Ella fin da giovane avrebbe voluto entrare nel chiostro, ma i suoi genitori preferirono che si sposasse. All’età di diciotto anni sposò Paolo Mancini, un giovane di Cascia con un carattere impetuoso e a tratti violenti. Il primo frutto della santità di questa donna fu proprio la conversione del marito, che scelse di deporre le armi grazie alla perseveranza e pazienza di Rita che, ad ogni violenza e al carattere rude di lui, rispondeva con dolcezza e semplicità. Anche i due figli assimilarono i tratti paterni e della società di allora, che proponeva anche il valore della vendetta. Fu proprio questa la causa della morte di Paolo, che venne ucciso in un’imboscata perpetrata, probabilmente, da chi non volle perdonargli le angherie precedenti. Una tradizione attribuisce a Rita il tentativo di nascondere ai figli adolescenti la morte per assassinio del padre, togliendo al cadavere e bruciando la camicia insanguinata. Essi però seppero, dalla casata paterna, la verità sulla morte del loro genitore e si decisero per la vendetta. Rita per sottrarli a questa sorte, pregò Cristo di non permettere che le anime dei suoi figli si perdessero, ma piuttosto di toglierli dal mondo: si tratta di una tradizione, ma è certo che i figli morirono l’anno seguente per una malattia, aggiungendo dolore al dolore di Rita.

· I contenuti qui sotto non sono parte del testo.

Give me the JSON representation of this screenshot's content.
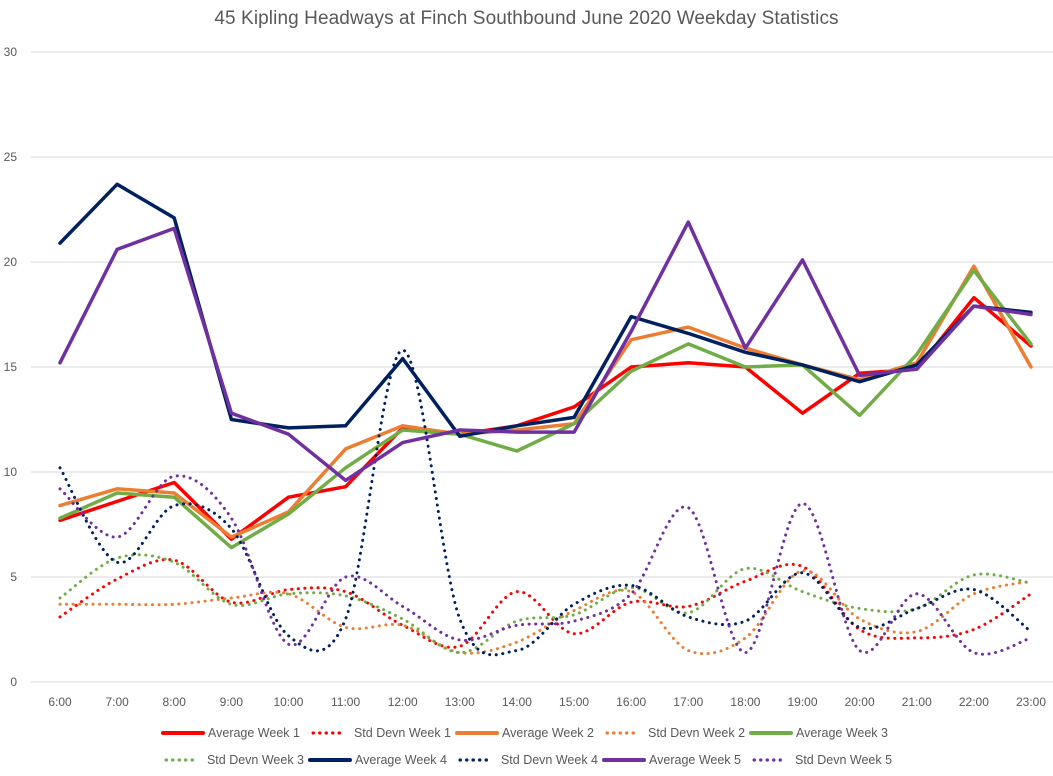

Ella bussò allora per ben tre volte alla porta del monastero e solo dopo numerose prove fu accolta; in particolare solo dopo la pacificazione dei Mancini, le suore agostiniane aprirono le loro porte alla santa. Il ruolo della pace è fondamentale in Rita: ella, figlia del paciere, si adoperò perché ci fosse pace nella comunità di Cascia, ma ancor più negli animi delle persone. Un evento miracoloso suggella il suo ingresso in monastero: una mattina venne trovata in coro, entrata a porte chiuse e con la guida dei suoi santi patroni Agostino, Nicola da Tolentino e Giovanni Battista. Il suo noviziato fu poi caratterizzato da un’ennesima prova di pazienza ed umiltà: costretta ad innaffiare un arido legno, la sua perseveranza valse la fioritura della vite.

Rita, esempio di una filosofia che nasce dal vangelo e dalla vita quotidiana, stella della pazienza e dell’amore, queste furono le due categorie che guidarono il suo agire. Cartesio esalta la pazienza come virtù sia teoretica che pratica; Rita è la concretizzazione di questa virtù e della grande forza che essa possiede. La pazienza, nutrita dall’amore, è la possibilità di vincere il nostro e l’altrui egoismo, per liberare quella che è la vera natura dell’uomo dalle catene di paura che la tengono prigioniera. Questo ella lo apprese dalla scuola del Vangelo e fu per imitazione della croce che Rita poté attuare questa virtù: fu il vangelo, estremo capitolo della pazienza e dell’amore di Dio per l’uomo, che guidò i passi di Margherita Lotti. L’incarnazione di Dio è il gesto più alto dell’amore, la sua passione e morte sono l’emblema della sua pazienza: grazie a questa umiliazione d’amore e di pazienza, Dio poté restituire all’uomo l’originaria somiglianza perduta, mostrandogli come la sua esistenza non sia solipsistica, ma fondata da un Altro e orientata agli altri.

Rita, patrona dei casi impossibili, possedette la fermezza della pazienza e la fiducia dell’amore, guardò agli uomini con occhi di speranza e così poté volgere, non senza soffrire, ogni cosa al bene. In fondo anche questo è “vivere con filosofia”, secondo quel Logos che, incarnandosi, ha abitato la storia.